И вот эту привязь сорвали.
— Что молчишь, малышка? — шепчет он жарко мне в макушку, жар стекает по волосам в шею и плечи. — Тебе страшно? Злой и страшный Раш, он только и делает, что обижает… конечно, его никто не будет любить и ласкать…
— Прекрати…
— Что это мне прекратить? Я не хочу прекратить… мне нужна моя жена, как и моему побратиму. Почему ты ласкаешь только его? Улыбаешься только ему… спишь только с ним…
— Мне трудно… — говорить мне сейчас трудно, почти прижатой к стене, задыхаясь от все нарастающей паники, — быть ласковой с тем… кто ведет себя как ты…
— А мне, думаешь, легко? — хрипит он, опустив голову. — Легко слышать… как ты стонешь под ним? Каждую ночь… каждую шерхову ночь… так сладко поскуливаешь… с ним… не со мной…
— Замолчи, — упираюсь ладонями в его живот, он содрогается от напряжения, но не сдвигается ни на миллиметр.
— Видеть тебя… с ним… — явно не слыша меня, продолжает Раш, он рехнулся, он точно рехнулся, что он… — видеть тебя… в одежде и представлять без нее каждую секунду… думаешь, мне легко?..
Он вжимается затвердевшим пахом в мякоть моего живота, мне больно и очень страшно, он же намного, намного сильнее меня и сделать может все, что угодно… сейчас бы распасться на атомы… просочиться сквозь стену за спиной… я отворачиваюсь, а он все хрипит, словно в горле у него — песок и камни, словно он вытолкнуть их хочет… он чуть отстраняется… и вжимается снова. И снова...
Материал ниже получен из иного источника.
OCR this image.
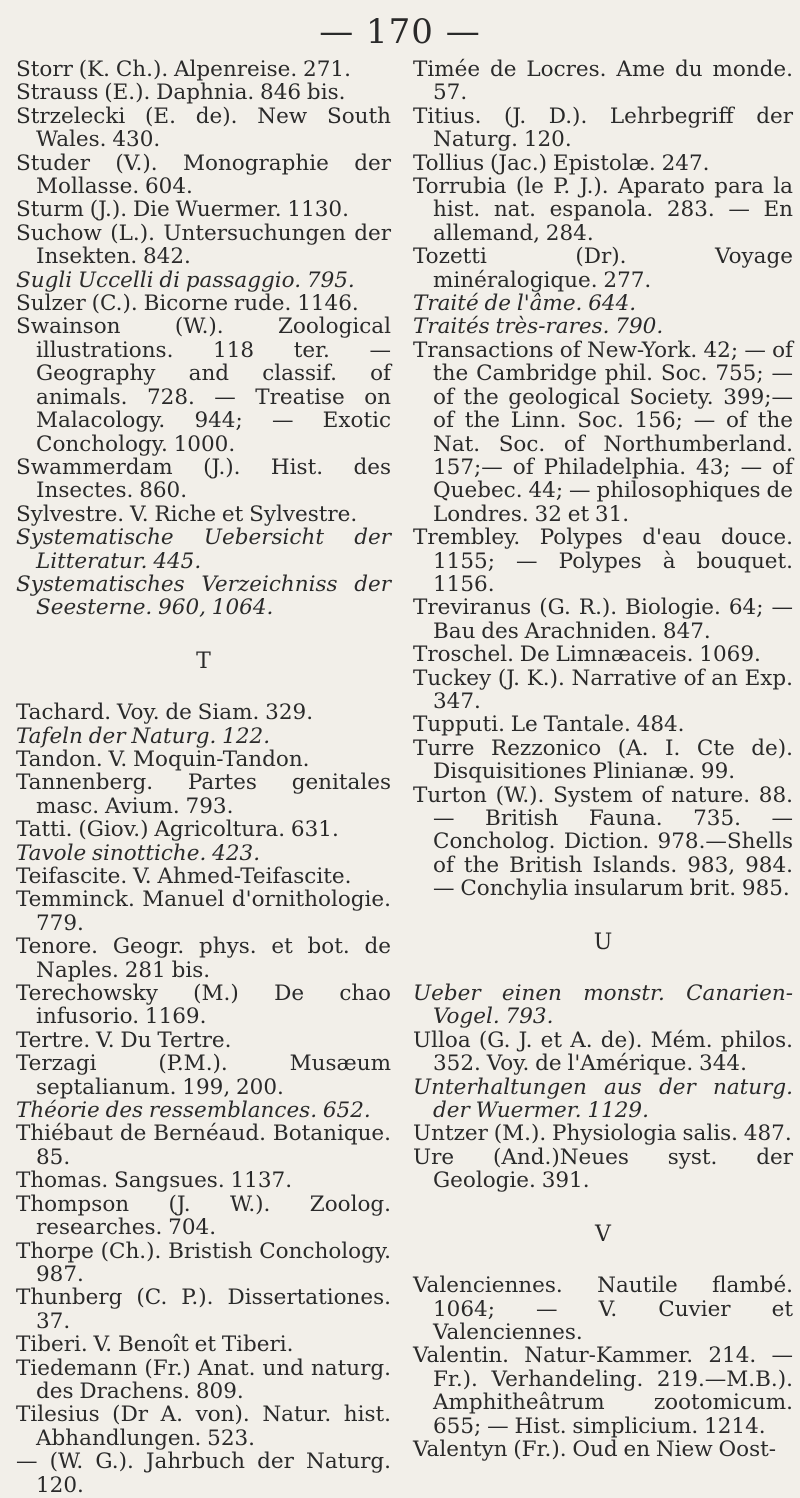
— 170 —

Storr (K. Ch.). Alpenreise. 271.

Strauss (E.). Daphnia. 846 bis.

Strzelecki (E. de). New South Wales. 430.

Studer (V.). Monographie der Mollasse. 604.

Sturm (J.). Die Wuermer. 1130.

Suchow (L.). Untersuchungen der Insekten. 842.

Sugli Uccelli di passaggio. 795.

Sulzer (C.). Bicorne rude. 1146.

Swainson (W.). Zoological illustrations. 118 ter. — Geography and classif. of animals. 728. — Treatise on Malacology. 944; — Exotic Conchology. 1000.

Swammerdam (J.). Hist. des Insectes. 860.

Sylvestre. V. Riche et Sylvestre.

Systematische Uebersicht der Litteratur. 445.

Systematisches Verzeichniss der Seesterne. 960, 1064.

T

Tachard. Voy. de Siam. 329.

Tafeln der Naturg. 122.

Tandon. V. Moquin-Tandon.

Tannenberg. Partes genitales masc. Avium. 793.

Tatti. (Giov.) Agricoltura. 631.

Tavole sinottiche. 423.

Teifascite. V. Ahmed-Teifascite.

Temminck. Manuel d'ornithologie. 779.

Tenore. Geogr. phys. et bot. de Naples. 281 bis.

Terechowsky (M.) De chao infusorio. 1169.

Tertre. V. Du Tertre.

Terzagi (P.M.). Musæum septalianum. 199, 200.

Théorie des ressemblances. 652.

Thiébaut de Bernéaud. Botanique. 85.

Thomas. Sangsues. 1137.

Thompson (J. W.). Zoolog. researches. 704.

Thorpe (Ch.). Bristish Conchology. 987.

Thunberg (C. P.). Dissertationes. 37.

Tiberi. V. Benoît et Tiberi.

Tiedemann (Fr.) Anat. und naturg. des Drachens. 809.

Tilesius (Dr A. von). Natur. hist. Abhandlungen. 523.

— (W. G.). Jahrbuch der Naturg. 120.

Timée de Locres. Ame du monde. 57.

Titius. (J. D.). Lehrbegriff der Naturg. 120.

Tollius (Jac.) Epistolæ. 247.

Torrubia (le P. J.). Aparato para la hist. nat. espanola. 283. — En allemand, 284.

Tozetti (Dr). Voyage minéralogique. 277.

Traité de l'âme. 644.

Traités très-rares. 790.

Transactions of New-York. 42; — of the Cambridge phil. Soc. 755; — of the geological Society. 399;— of the Linn. Soc. 156; — of the Nat. Soc. of Northumberland. 157;— of Philadelphia. 43; — of Quebec. 44; — philosophiques de Londres. 32 et 31.

Trembley. Polypes d'eau douce. 1155; — Polypes à bouquet. 1156.

Treviranus (G. R.). Biologie. 64; — Bau des Arachniden. 847.

Troschel. De Limnæaceis. 1069.

Tuckey (J. K.). Narrative of an Exp. 347.

Tupputi. Le Tantale. 484.

Turre Rezzonico (A. I. Cte de). Disquisitiones Plinianæ. 99.

Turton (W.). System of nature. 88. — British Fauna. 735. — Concholog. Diction. 978.—Shells of the British Islands. 983, 984.— Conchylia insularum brit. 985.

U

Ueber einen monstr. Canarien-Vogel. 793.

Ulloa (G. J. et A. de). Mém. philos. 352. Voy. de l'Amérique. 344.

Unterhaltungen aus der naturg. der Wuermer. 1129.

Untzer (M.). Physiologia salis. 487.

Ure (And.)Neues syst. der Geologie. 391.

V

Valenciennes. Nautile flambé. 1064; — V. Cuvier et Valenciennes.

Valentin. Natur-Kammer. 214. —Fr.). Verhandeling. 219.—M.B.). Amphitheâtrum zootomicum. 655; — Hist. simplicium. 1214.

Valentyn (Fr.). Oud en Niew Oost-
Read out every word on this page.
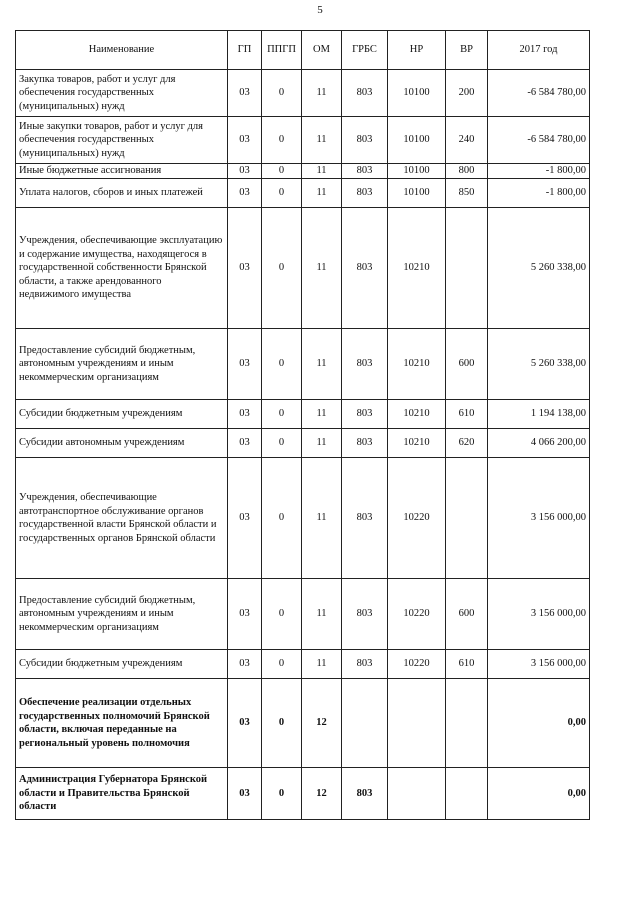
5
Наименование	ГП	ППГП	ОМ	ГРБС	НР	ВР	2017 год
Закупка товаров, работ и услуг для обеспечения государственных (муниципальных) нужд	03	0	11	803	10100	200	-6 584 780,00
Иные закупки товаров, работ и услуг для обеспечения государственных (муниципальных) нужд	03	0	11	803	10100	240	-6 584 780,00
Иные бюджетные ассигнования	03	0	11	803	10100	800	-1 800,00
Уплата налогов, сборов и иных платежей	03	0	11	803	10100	850	-1 800,00
Учреждения, обеспечивающие эксплуатацию и содержание имущества, находящегося в государственной собственности Брянской области, а также арендованного недвижимого имущества	03	0	11	803	10210		5 260 338,00
Предоставление субсидий бюджетным, автономным учреждениям и иным некоммерческим организациям	03	0	11	803	10210	600	5 260 338,00
Субсидии бюджетным учреждениям	03	0	11	803	10210	610	1 194 138,00
Субсидии автономным учреждениям	03	0	11	803	10210	620	4 066 200,00
Учреждения, обеспечивающие автотранспортное обслуживание органов государственной власти Брянской области и государственных органов Брянской области	03	0	11	803	10220		3 156 000,00
Предоставление субсидий бюджетным, автономным учреждениям и иным некоммерческим организациям	03	0	11	803	10220	600	3 156 000,00
Субсидии бюджетным учреждениям	03	0	11	803	10220	610	3 156 000,00
Обеспечение реализации отдельных государственных полномочий Брянской области, включая переданные на региональный уровень полномочия	03	0	12				0,00
Администрация Губернатора Брянской области и Правительства Брянской области	03	0	12	803			0,00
— Пожалуйста, — тон его неуловимо меняется. — Один раз… ну… с него не убудет… разочек хотя бы… рукой…
Все тело окатывает ледяной волной. Разочек… рукой?!.
— Ты с ума сошел?! Отпусти меня сейчас же!
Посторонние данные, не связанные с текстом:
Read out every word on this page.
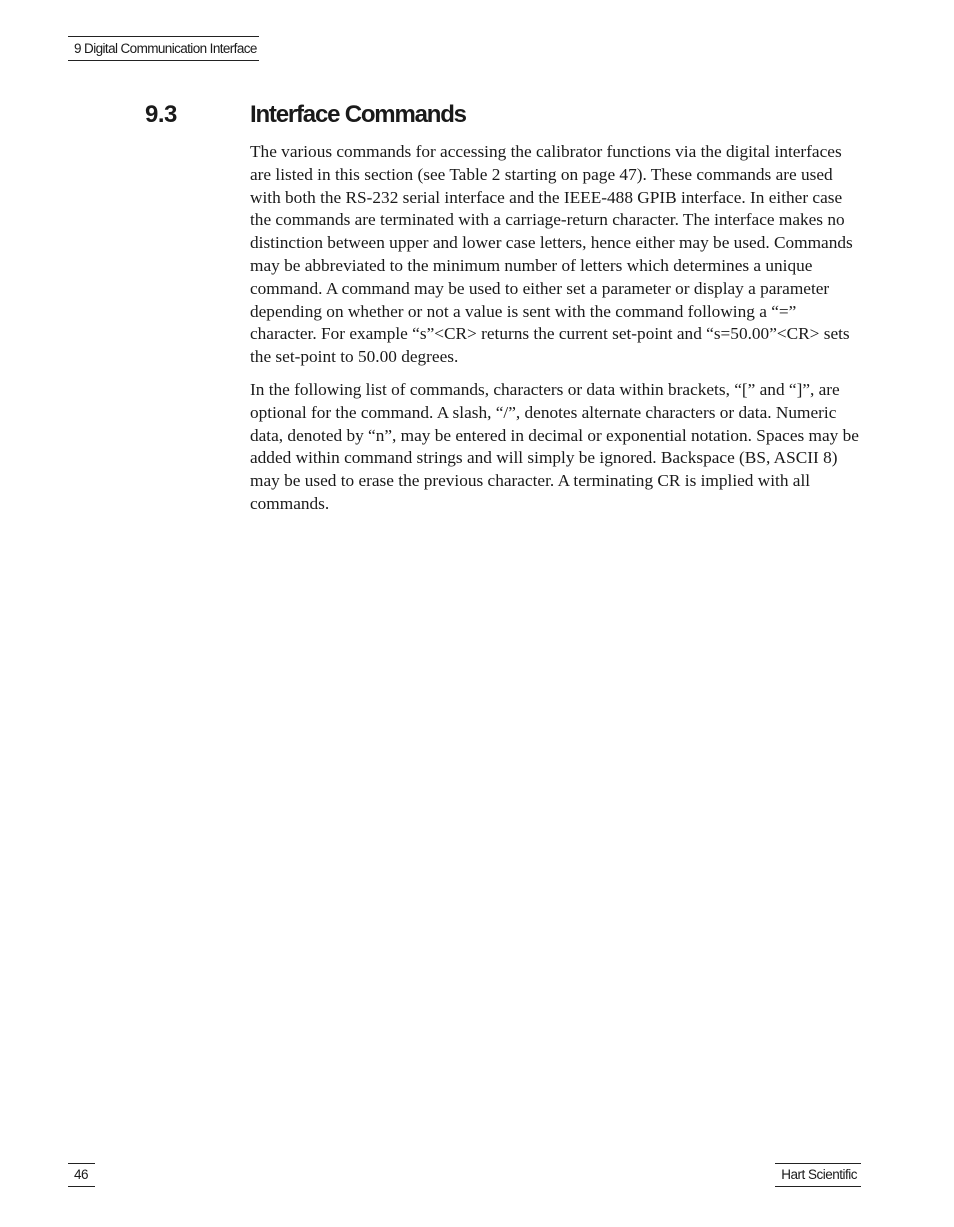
9 Digital Communication Interface
9.3	Interface Commands

The various commands for accessing the calibrator functions via the digital interfaces are listed in this section (see Table 2 starting on page 47). These commands are used with both the RS-232 serial interface and the IEEE-488 GPIB interface. In either case the commands are terminated with a carriage-return character. The interface makes no distinction between upper and lower case letters, hence either may be used. Commands may be abbreviated to the minimum number of letters which determines a unique command. A command may be used to either set a parameter or display a parameter depending on whether or not a value is sent with the command following a “=” character. For example “s”<CR> returns the current set-point and “s=50.00”<CR> sets the set-point to 50.00 degrees.

In the following list of commands, characters or data within brackets, “[” and “]”, are optional for the command. A slash, “/”, denotes alternate characters or data. Numeric data, denoted by “n”, may be entered in decimal or exponential notation. Spaces may be added within command strings and will simply be ignored. Backspace (BS, ASCII 8) may be used to erase the previous character. A terminating CR is implied with all commands.

46	Hart Scientific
Он не слышит, он не хочет слышать. Глаза у него стеклянные, когда он перехватывает мое запястье, тянет на себя… под спущенные дерганым движением штаны… там пульсирует его член, весь покрытый вязким выделением, каменный и обжигающий… он весь опутан черным выпуклым рисунком — я тут же отвожу взгляд. Не хочу… не могу... смотреть…
Раш стонет над моей головой, сжимает мои пальцы своими и тянет их вверх — а затем сразу вниз. Вверх и вниз, вверх и вниз… Господи… это невыносимо просто… это… Горит лицо и шея, комок в груди разбухает и вот он уже в горле, я тяну руку на себя так сильно, что мышцы сводит, а он не чувствует даже моего усилия… Он двигает по своему члену моей рукой и кажется, лопни Шерхентас над головой — он не заметит и не услышит.
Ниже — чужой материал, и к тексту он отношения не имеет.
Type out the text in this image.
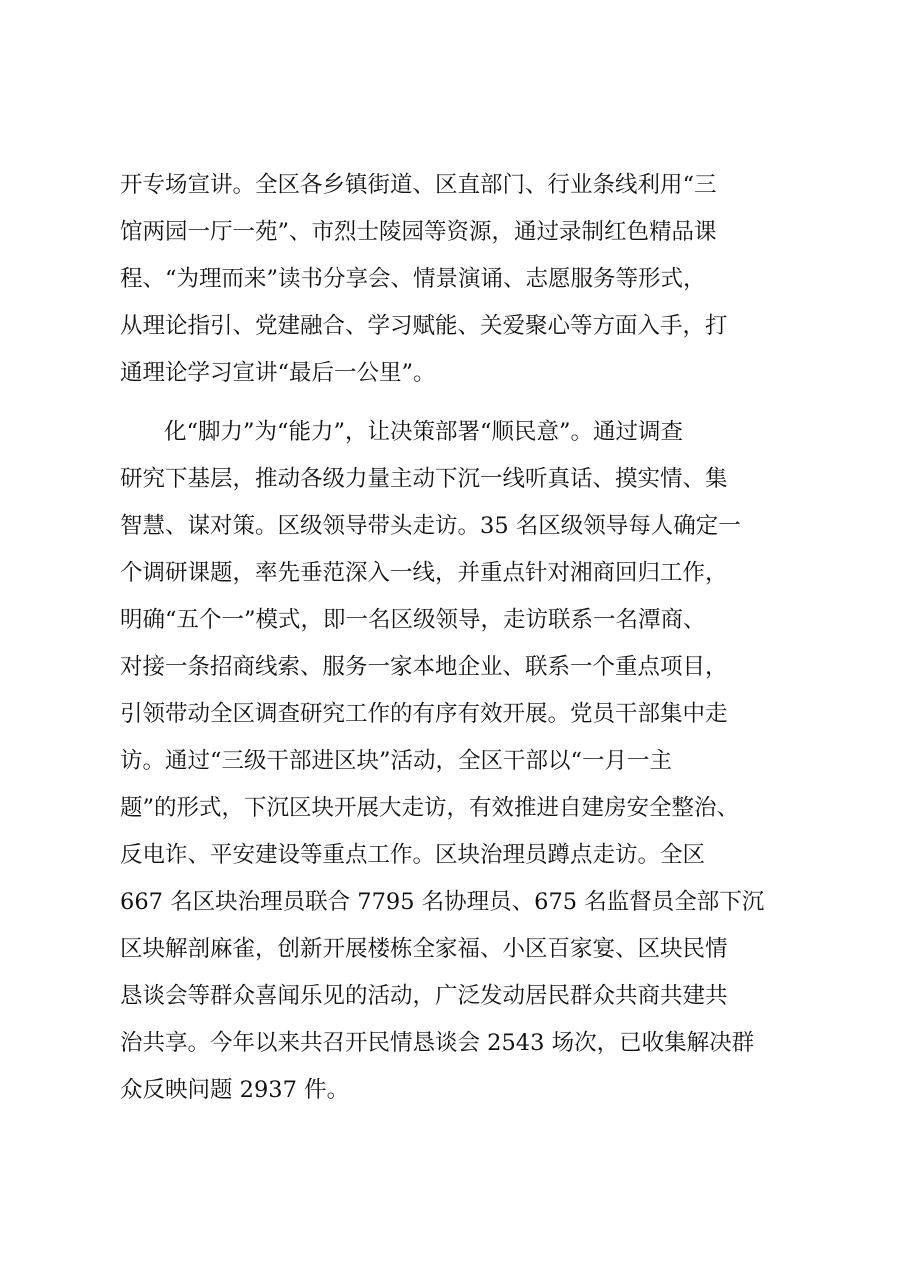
开专场宣讲。全区各乡镇街道、区直部门、行业条线利用“三
馆两园一厅一苑”、市烈士陵园等资源，通过录制红色精品课
程、“为理而来”读书分享会、情景演诵、志愿服务等形式，
从理论指引、党建融合、学习赋能、关爱聚心等方面入手，打
通理论学习宣讲“最后一公里”。
化“脚力”为“能力”，让决策部署“顺民意”。通过调查
研究下基层，推动各级力量主动下沉一线听真话、摸实情、集
智慧、谋对策。区级领导带头走访。35 名区级领导每人确定一
个调研课题，率先垂范深入一线，并重点针对湘商回归工作，
明确“五个一”模式，即一名区级领导，走访联系一名潭商、
对接一条招商线索、服务一家本地企业、联系一个重点项目，
引领带动全区调查研究工作的有序有效开展。党员干部集中走
访。通过“三级干部进区块”活动，全区干部以“一月一主
题”的形式，下沉区块开展大走访，有效推进自建房安全整治、
反电诈、平安建设等重点工作。区块治理员蹲点走访。全区
667 名区块治理员联合 7795 名协理员、675 名监督员全部下沉
区块解剖麻雀，创新开展楼栋全家福、小区百家宴、区块民情
恳谈会等群众喜闻乐见的活动，广泛发动居民群众共商共建共
治共享。今年以来共召开民情恳谈会 2543 场次，已收集解决群
众反映问题 2937 件。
Но хлопок входной двери он слышит.
Мы синхронно поворачиваем голову — я с ужасом, а он… не знаю, что у него в голове, но мою руку он не выпускает. Даже делает еще одно движение — прежде чем его сносит от меня в стену.
Мар дышит тяжело и неровно, руки его почернели. В мою сторону он даже не смотрит… господи… что он подумал?.. что я сама?.. что я сама решила?..
— Ты… шерхов выблядок… ты что заставил ее делать?!
Облегчение — он даже мысли не допустил, что это могла быть я — мешается с ужасом. А когда Раш’ар поднимается, наклоняет голову и скалится… Молчи, молчи, просто молчи!.. Ничего не говори!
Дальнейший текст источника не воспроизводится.